The other personas follow the same principle. The Tests reviewer applies counterfactual thinking: if the code under test were broken in the specific way this test targets, would the assertion fire? The API Design reviewer sketches consumer code first, writes the call sites, and evaluates whether the API is awkward to use before looking at the implementation. Forward reasoning, backward reasoning, counterfactual reasoning, consumer-perspective reasoning.
The actual persona definitions live in the ponylang/llm-skills repo. To see what they looked like when this post was published, here’s a snapshot.
When each tool fits#
The signal that a spotlight wants to become a persona is repetition. When you find yourself typing the same focuses into every invocation, you’re reconstructing knowledge you already have. Building a persona means you stop reconstructing and start reusing.

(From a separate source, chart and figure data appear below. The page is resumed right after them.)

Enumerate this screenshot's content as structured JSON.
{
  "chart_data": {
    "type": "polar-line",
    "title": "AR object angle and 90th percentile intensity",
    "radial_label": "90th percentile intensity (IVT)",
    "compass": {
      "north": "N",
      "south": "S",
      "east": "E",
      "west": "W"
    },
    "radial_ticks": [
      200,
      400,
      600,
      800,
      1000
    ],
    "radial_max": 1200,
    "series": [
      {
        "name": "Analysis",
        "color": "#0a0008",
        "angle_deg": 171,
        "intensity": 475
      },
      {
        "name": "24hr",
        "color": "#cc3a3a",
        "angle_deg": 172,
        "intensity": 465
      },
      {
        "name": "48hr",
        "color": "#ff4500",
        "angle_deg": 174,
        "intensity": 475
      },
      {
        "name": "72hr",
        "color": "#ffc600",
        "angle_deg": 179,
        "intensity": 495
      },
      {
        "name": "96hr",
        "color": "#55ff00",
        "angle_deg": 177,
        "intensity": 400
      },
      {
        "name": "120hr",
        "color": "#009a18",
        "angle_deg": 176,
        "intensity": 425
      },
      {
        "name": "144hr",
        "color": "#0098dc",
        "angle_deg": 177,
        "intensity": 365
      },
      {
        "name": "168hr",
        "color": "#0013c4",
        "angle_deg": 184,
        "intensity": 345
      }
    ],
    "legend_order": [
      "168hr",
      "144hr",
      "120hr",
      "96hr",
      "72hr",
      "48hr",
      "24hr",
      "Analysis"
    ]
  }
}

But that signal only fires for recurring tasks. I do one-off work all the time: problems I haven’t seen before, unfamiliar codebases, tasks I haven’t done enough times to know which angles matter. The ad-hoc ensemble from An Ensemble of Claudes is the right tool for that. Pick focuses that seem relevant, see what comes back, learn. The ensemble didn’t get worse because personas exist. It got a companion for a different kind of problem.
Personas earn their keep when the task recurs, the reasoning approaches are known, and each perspective can do its work independently. Code review fits that description. So does test planning and documentation review. Each persona produces its findings in isolation, the synthesizer combines them, and the result covers more ground than any single pass. That independent-then-synthesize shape is where personas shine.
Where personas struggle#
That shape has limits. Software design is a different shape. Design is give-and-take between competing concerns. A conservative perspective and a performance perspective don’t just each produce findings to be combined. They need to argue, make concessions, find the tradeoff that respects both. The persona architecture can’t support that. Each persona talks to the orchestrator, not to each other. The synthesizer mediates between finished positions rather than facilitating a live negotiation.
When the principle-checker catches a violation that the consumer-first designer missed, the only path back is through the synthesizer’s categorized “adjustment” in the next round. The consumer-first designer never hears the actual argument. It receives a verdict. Direct conversation would resolve in minutes what a round-trip through synthesis handles clumsily.
Claude Code has an experimental feature called agent teams that lets agents in a session communicate directly. That’s the right mechanical fit. But if you let personas talk before each one has committed to an independent first pass, the loudest voice sets the frame and you lose the decorrelation that made multiple personas valuable in the first place. The independent first pass matters. It’s what makes three perspectives genuinely different rather than three variations on whoever spoke first. Conversation is the negotiation layer that comes after. Getting that sequencing right is the open problem. I’ll write about it when I have something worth reporting.